Pasal 10
BAB 3 — PENGADAAN BBN JENIS BIODIESEL
(1) Menteri melalui Dirjen EBTKE melakukan evaluasi usulan Badan Usaha BBN Jenis Biodiesel oleh Badan Usaha BBM sebagaimana dimaksud dalam Pasal 9 ayat (1). (2) Untuk melakukan evaluasi sebagaimana dimaksud pada ayat (1), Menteri melalui Dirjen EBTKE membentuk Tim Evaluasi Pengadaan BBN Jenis Biodiesel yang keanggotannya terdiri atas perwakilan dari: a. Direktorat Jenderal Energi Baru, Terbarukan, dan Konservasi Energi; b. Direktorat Jenderal Minyak dan Gas Bumi; c. Sekretariat Jenderal, Kementerian Energi dan Sumber Daya Mineral; d. Badan Penelitian dan Pengembangan Energi dan Sumber Daya Mineral; e. Badan Pengelola Dana;
f. Badan Usaha BBM yang telah ditetapkan sebagaimana dimaksud dalam Pasal 5; dan g. institusi yang terkait dengan partisipasi publik di bidang energi yang tidak memiliki benturan kepentingan dengan prinsip transparansi, efektivitas, efisiensi, keadilan, dan keberlanjutan. (3) Tim Evaluasi Pengadaan BBN Jenis Biodiesel sebagaimana dimaksud pada ayat (2) bertugas: a. melakukan evaluasi dan penilaian serta memberikan rekomendasi usulan Badan Usaha BBN Jenis Biodiesel sebagaimana dimaksud dalam Pasal 9 ayat (1); dan b. menentukan volume alokasi BBN Jenis Biodiesel masing-masing Badan Usaha BBN Jenis Biodiesel untuk masing-masing Badan Usaha BBM, yang besarnya ditetapkan secara pro rata dan berdasarkan prinsip transparansi, efektivitas, efisiensi, keadilan, dan keberlanjutan. (4) Tim Evaluasi Pengadaan BBN Jenis Biodiesel menyampaikan hasil evaluasi, penilaian, rekomendasi, dan penentuan volume alokasi BBN Jenis Biodiesel sebagaimana dimaksud pada ayat (3) kepada Dirjen EBTKE. (5) Dirjen EBTKE menyampaikan hasil Tim Evaluasi Pengadaan BBN Jenis Biodiesel sebagaimana dimaksud pada ayat (4) kepada Menteri paling lambat 5 (lima) hari kerja setelah menerima hasil Tim Evaluasi Pengadaan BBN Jenis Biodiesel untuk mendapatkan persetujuan. (6) Persetujuan Menteri sebagaimana dimaksud pada ayat (5) berupa penetapan daftar Badan Usaha BBM dan Badan Usaha BBN Jenis Biodiesel beserta alokasi volume BBN Jenis Biodiesel untuk masing-masing Badan Usaha BBM. (7) Persetujuan dan penetapan sebagaimana dimaksud pada ayat (6) dilakukan paling lambat 10 (sepuluh) hari kerja setelah penyampaian Dirjen EBTKE sebagaimana dimaksud pada ayat (5).

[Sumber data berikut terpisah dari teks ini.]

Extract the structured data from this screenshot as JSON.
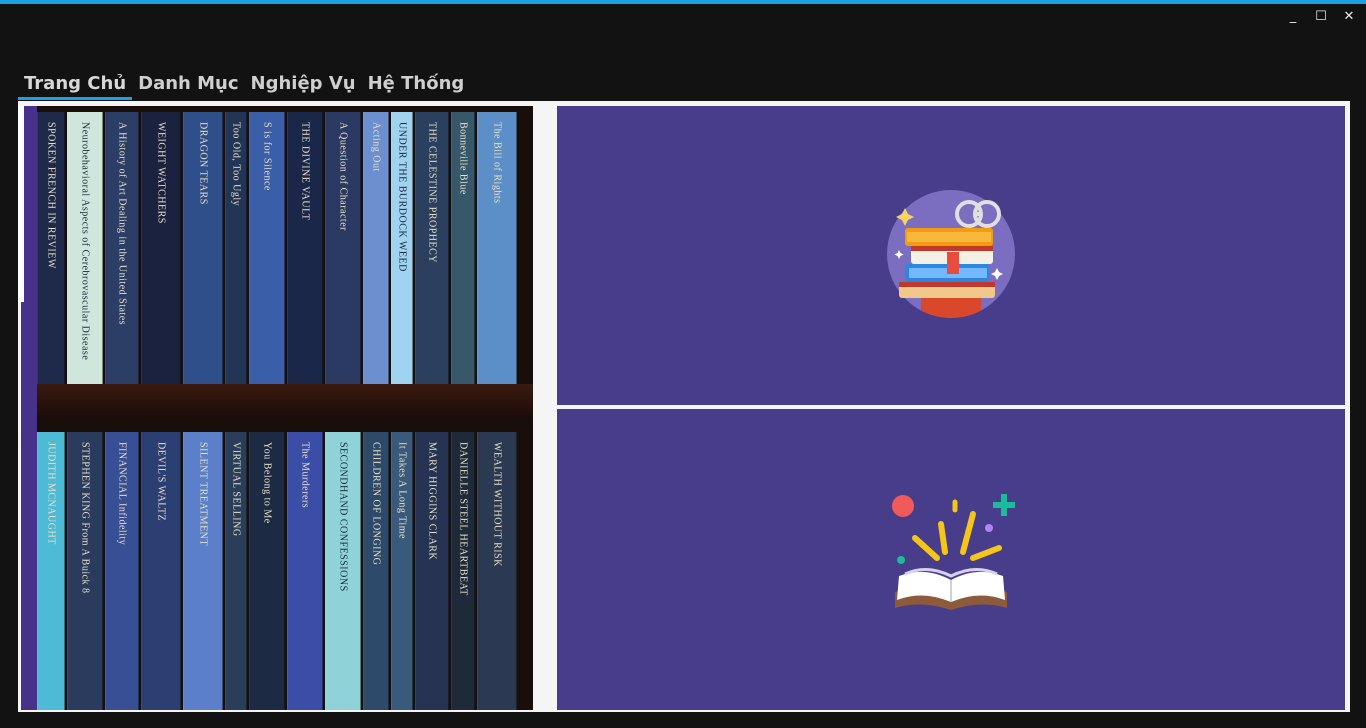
{
  "window": {
    "controls": {
      "minimize": "_",
      "maximize": "☐",
      "close": "✕"
    }
  },
  "menu": {
    "items": [
      {
        "label": "Trang Chủ",
        "active": true
      },
      {
        "label": "Danh Mục",
        "active": false
      },
      {
        "label": "Nghiệp Vụ",
        "active": false
      },
      {
        "label": "Hệ Thống",
        "active": false
      }
    ]
  },
  "colors": {
    "accent": "#1ba1e2",
    "panel": "#483d8b",
    "background": "#121212"
  },
  "shelf": {
    "top_row": [
      "SPOKEN FRENCH IN REVIEW",
      "Neurobehavioral Aspects of Cerebrovascular Disease",
      "A History of Art Dealing in the United States",
      "WEIGHT WATCHERS",
      "DRAGON TEARS",
      "Too Old, Too Ugly",
      "S is for Silence",
      "THE DIVINE VAULT",
      "A Question of Character",
      "Acting Out",
      "UNDER THE BURDOCK WEED",
      "THE CELESTINE PROPHECY",
      "Bonneville Blue",
      "The Bill of Rights"
    ],
    "bottom_row": [
      "JUDITH MCNAUGHT",
      "STEPHEN KING From A Buick 8",
      "FINANCIAL Infidelity",
      "DEVIL'S WALTZ",
      "SILENT TREATMENT",
      "VIRTUAL SELLING",
      "You Belong to Me",
      "The Murderers",
      "SECONDHAND CONFESSIONS",
      "CHILDREN OF LONGING",
      "It Takes A Long Time",
      "MARY HIGGINS CLARK",
      "DANIELLE STEEL HEARTBEAT",
      "WEALTH WITHOUT RISK"
    ]
  },
  "panels": {
    "top_icon": "books-with-glasses-icon",
    "bottom_icon": "open-book-icon"
  }
}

(8) Penetapan sebagaimana dimaksud pada ayat (6) disampaikan oleh Menteri melalui Dirjen EBTKE kepada Badan Usaha BBM dan Badan Pengelola Dana, paling lambat 2 (dua) hari kerja sejak tanggal penetapan. (9) Penetapan sebagaimana dimaksud pada ayat (6) berlaku sebagai penunjukan langsung Badan Usaha BBN Jenis Biodiesel oleh Badan Usaha BBM dalam pengadaan BBN Jenis Biodiesel. (10) Badan Usaha BBN Jenis Biodiesel yang telah mendapatkan penetapan wajib menyalurkan BBN Jenis Biodiesel kepada Badan Usaha BBM sesuai dengan: a. alokasi volume BBN Jenis Biodiesel sebagaimana dimaksud pada ayat (6); dan b. waktu dan spesifikasi BBN Jenis Biodiesel yang disepakati dalam kontrak.